I like my hairstyle nice and simple. I ask my hairdresser to cut my hair as short as possible without me looking like some punk. After about two months it becomes too long and I have to go back to my hairdresser again. It looks fine and I'm happy with that. Other people, and especially in Hong Kong, seem to have very different hairstyles which I don't find attractive. There are guys and girls who seem to have a hairstyle where it looks like they have just woken up but they have paid a stylist HK$500 to intentionally mess it up. I have seen women who have that intentional hump in the middle of the hair. I know it supposes to be fashion but from my own perspective, I don't like it. I don't know about other guys but I still prefer ladies to have hairstyles that are plain and simple. I prefer ladies with shoulder length hair (nothing too long), with a bob (like Teri Hatcher as Lois Lane in "The Adventures of Lois and Clark" or Julia Stiles in "The Bourne Ultimatum") or in a ponytail.

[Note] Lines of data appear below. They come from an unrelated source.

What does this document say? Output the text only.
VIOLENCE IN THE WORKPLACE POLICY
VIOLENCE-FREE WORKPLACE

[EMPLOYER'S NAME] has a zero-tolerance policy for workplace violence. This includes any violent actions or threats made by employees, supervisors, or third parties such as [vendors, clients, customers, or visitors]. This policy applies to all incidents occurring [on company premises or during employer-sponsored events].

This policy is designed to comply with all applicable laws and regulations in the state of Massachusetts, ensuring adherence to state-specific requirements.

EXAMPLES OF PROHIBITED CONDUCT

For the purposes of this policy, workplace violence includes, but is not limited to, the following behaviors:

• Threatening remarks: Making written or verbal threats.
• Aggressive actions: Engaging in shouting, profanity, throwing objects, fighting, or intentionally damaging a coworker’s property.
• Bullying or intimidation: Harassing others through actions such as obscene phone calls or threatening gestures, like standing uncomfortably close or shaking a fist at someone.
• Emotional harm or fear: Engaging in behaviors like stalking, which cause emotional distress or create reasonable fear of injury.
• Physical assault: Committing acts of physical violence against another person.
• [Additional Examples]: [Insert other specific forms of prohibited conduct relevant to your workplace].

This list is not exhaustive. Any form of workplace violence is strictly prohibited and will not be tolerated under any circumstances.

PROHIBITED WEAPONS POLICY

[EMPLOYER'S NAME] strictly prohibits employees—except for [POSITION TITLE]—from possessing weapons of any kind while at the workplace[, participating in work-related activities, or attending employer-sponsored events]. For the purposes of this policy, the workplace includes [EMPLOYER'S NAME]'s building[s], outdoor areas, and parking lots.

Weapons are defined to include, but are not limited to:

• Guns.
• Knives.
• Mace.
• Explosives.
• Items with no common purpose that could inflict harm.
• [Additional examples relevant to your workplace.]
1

I think the worst hairstyle for a lady is to have it short like a guy and I would say the opposite for a guy, to have it long like a lady. I'm a traditionalist when it comes to hair for the sexes. Yet I have always wondered why gals have to have their hair long and guys short. I remember reading from somewhere that in prehistoric times women with long hair would be easier to catch by men, acting something like a handle.

I know I would prefer to keep my hair short. It is much easier to handle - it requires less shampoo and I don't have to comb or gel my hair in the morning.